By Dominic Messier, Founder, Editor and Film Critic
In a cinematic universe where global doom looms on the horizon pretty much every other Tuesday (and week-ends), the mood is more likely than not going to be gloomy with a side of glimmery hope.
With all the heroes of the Marvel Universe busying themselves defending the planet — or guarding the Galaxy, as it were — against celestial tyranny, it was refreshing to take a break from the sturm und drang of it all, to focus on the brawnier contingent of the Avengers team, namely Thor Odinson and Bruce Banner, or more precisely his gamma-irradiated alter-ego The Hulk.
The resulting mini-saga is both a hilarious adventure and a mighty chapter in the Thunder God’s life path, as the title Ragnarok suggests.
When we’d last seen Thor (Chris Hemsworth), the strongest Avenger had just helped thwart the plans of homicidal robot Ultron and saved a Sokovian people from annihilation alongside his powered teammates.
Having learned of his father Odin’s troubles back on Asgard, the Mighty Thor returns to his fabled homeland only to discover that his father has gone MIA — replaced in disguise by God of Mischief Loki (Tom Hiddleston), who sought to rule Asgard as his own.
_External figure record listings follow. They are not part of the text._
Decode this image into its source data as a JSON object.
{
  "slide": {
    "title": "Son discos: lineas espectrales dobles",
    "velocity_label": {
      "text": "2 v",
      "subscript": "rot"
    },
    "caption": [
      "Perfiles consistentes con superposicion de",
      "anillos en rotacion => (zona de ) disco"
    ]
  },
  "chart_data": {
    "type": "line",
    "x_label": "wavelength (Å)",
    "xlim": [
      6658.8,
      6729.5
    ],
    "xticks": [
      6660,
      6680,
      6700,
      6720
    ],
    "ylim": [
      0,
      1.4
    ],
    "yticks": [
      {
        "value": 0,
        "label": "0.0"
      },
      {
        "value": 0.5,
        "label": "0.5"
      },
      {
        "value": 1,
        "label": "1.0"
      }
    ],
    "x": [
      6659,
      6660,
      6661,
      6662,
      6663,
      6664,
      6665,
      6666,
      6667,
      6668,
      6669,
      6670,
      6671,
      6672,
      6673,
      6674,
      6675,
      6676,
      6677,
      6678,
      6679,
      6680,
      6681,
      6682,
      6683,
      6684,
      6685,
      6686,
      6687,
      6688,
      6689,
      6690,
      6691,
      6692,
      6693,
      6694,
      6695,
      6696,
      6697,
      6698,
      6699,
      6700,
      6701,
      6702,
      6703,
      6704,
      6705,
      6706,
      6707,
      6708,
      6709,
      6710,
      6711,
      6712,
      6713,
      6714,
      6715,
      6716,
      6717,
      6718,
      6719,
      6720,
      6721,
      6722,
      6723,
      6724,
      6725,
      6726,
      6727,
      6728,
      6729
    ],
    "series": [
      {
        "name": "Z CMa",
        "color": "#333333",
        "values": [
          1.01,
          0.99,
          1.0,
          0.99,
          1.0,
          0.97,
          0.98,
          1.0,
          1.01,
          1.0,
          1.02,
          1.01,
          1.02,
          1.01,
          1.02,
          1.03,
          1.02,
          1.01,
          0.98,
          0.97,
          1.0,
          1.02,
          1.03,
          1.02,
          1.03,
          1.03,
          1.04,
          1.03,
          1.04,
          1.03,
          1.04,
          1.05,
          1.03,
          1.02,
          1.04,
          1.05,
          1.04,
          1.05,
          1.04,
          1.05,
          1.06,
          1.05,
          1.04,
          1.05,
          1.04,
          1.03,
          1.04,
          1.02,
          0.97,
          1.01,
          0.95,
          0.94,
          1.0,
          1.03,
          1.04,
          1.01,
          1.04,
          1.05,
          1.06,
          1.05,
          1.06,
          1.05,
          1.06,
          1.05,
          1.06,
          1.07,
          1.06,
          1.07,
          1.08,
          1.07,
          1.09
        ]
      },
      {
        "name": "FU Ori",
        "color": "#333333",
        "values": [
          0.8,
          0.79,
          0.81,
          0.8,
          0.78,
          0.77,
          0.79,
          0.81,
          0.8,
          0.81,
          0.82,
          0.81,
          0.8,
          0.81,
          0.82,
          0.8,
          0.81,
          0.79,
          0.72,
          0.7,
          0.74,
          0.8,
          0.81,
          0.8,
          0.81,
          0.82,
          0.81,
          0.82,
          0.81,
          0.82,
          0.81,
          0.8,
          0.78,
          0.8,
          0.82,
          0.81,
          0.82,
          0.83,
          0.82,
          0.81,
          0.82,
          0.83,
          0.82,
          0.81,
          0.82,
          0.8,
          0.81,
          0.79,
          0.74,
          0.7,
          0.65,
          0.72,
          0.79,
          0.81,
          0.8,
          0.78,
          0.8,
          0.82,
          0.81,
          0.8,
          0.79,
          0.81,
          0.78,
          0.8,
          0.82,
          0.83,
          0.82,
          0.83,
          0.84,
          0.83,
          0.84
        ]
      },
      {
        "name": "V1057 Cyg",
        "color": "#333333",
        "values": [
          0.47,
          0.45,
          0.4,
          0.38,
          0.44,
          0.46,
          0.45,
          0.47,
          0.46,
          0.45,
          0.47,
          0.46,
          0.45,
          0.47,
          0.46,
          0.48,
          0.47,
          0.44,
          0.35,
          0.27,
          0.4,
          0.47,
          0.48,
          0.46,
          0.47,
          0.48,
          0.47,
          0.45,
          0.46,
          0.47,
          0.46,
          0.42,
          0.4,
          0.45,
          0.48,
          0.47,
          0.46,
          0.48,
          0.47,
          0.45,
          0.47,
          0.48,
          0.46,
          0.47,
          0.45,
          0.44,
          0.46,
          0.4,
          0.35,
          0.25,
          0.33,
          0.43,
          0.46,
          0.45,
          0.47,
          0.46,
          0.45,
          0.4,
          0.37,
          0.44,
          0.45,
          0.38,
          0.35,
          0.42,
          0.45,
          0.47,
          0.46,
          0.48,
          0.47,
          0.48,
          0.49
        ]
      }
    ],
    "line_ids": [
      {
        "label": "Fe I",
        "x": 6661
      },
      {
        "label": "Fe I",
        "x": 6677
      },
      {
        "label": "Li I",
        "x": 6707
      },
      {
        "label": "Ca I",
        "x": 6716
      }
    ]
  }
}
Upon discovering that Odin (Sir Anthony Hopkins) has gone to Norway to leave the mortal realm, Thor and Loki spend a few last moments with the Allfather, before learning of a first-born daughter — Hela, Goddess of Death (Cate Blanchett) — who is the rightful ruler and successor to the throne.
Needless to say, the fit hits the shan, as it were, and the feuding brothers find themselves exiled and then reunited on the alien planet Sakaar, ruled by the immortal and eccentric Grandmaster (Jeff Goldblum). There, Thor is forced into gladiatorial battle against a familiar face: The Incredible Hulk, thus answering the question about Banner’s (Mark Ruffalo) whereabouts these past several movies.
What follows is somewhat of a road movie with the mightiest of heroes seeking to find a way home and defeat Hela in the process.
Partially inspired by both the Thor title’s Ragnarok subplot and elements of The Incredible Hulk‘s “Planet Hulk” storyline, Thor Ragnarok is a welcome break from the multi-film arc leading to this year’s Avengers Infinity War epic, stones and all.
Infused with much-needed humor and dazzling visuals in the customary Marvel way, the film gives Hemsworth and Ruffalo the chance to shine in a more respectable and fair way than they would in larger ensemble films.
Having considered each other frenemies of sorts since first duking it out on the deck of the SHIELD helicarrier in the first Avengers film, we knew it was only a matter of time before the old rivalry resurfaced, making their reunion in the alien battle arena welcome and a tad overdue.
Without turning into a farcical parody altogether, Ragnarok allows for enough plot to tone down what would otherwise be called a buddy-road movie starring misfit heroes and redemption-seeking villains (cue Loki and newcomer Valkyrie, played by Tessa Thompson.)
Cate Blanchett has a blast chewing up the scenery as the deliciously maniacal Hela, in a way only a slighted, disowned daughter ever could. Though her introduction feels a bit botched and tacked onto the main Sakaar-based plot as an afterthought, we’re still happy to see her lock horns….well, claws and fists, anyway — against our favorite muscled heroes and their supporters.
Masterfully directed by Taika Waititi (who also voices Korg, the rock-skinned laid back warrior Thor befriends while in captivity), Thor Ragnarok will make you happy you’ve stuck with the Marvel peeps for seventeen movies (eighteen if you count Black Panther.) I strongly recommend you give the film a second screening with audio commentary by the self-deprecating Waititi, which turns the affair into a great second adventure as he jokes and banters for the running time. There’s also a blooper reel, but it lacks the goofiness of past film’s B-rolls, offering us stunt accidents and script blunders.
Also, try not to ever think of this film each time you ever hear Led Zeppelin’s Immigrant Song going forward. The greatest earworm, to say the least.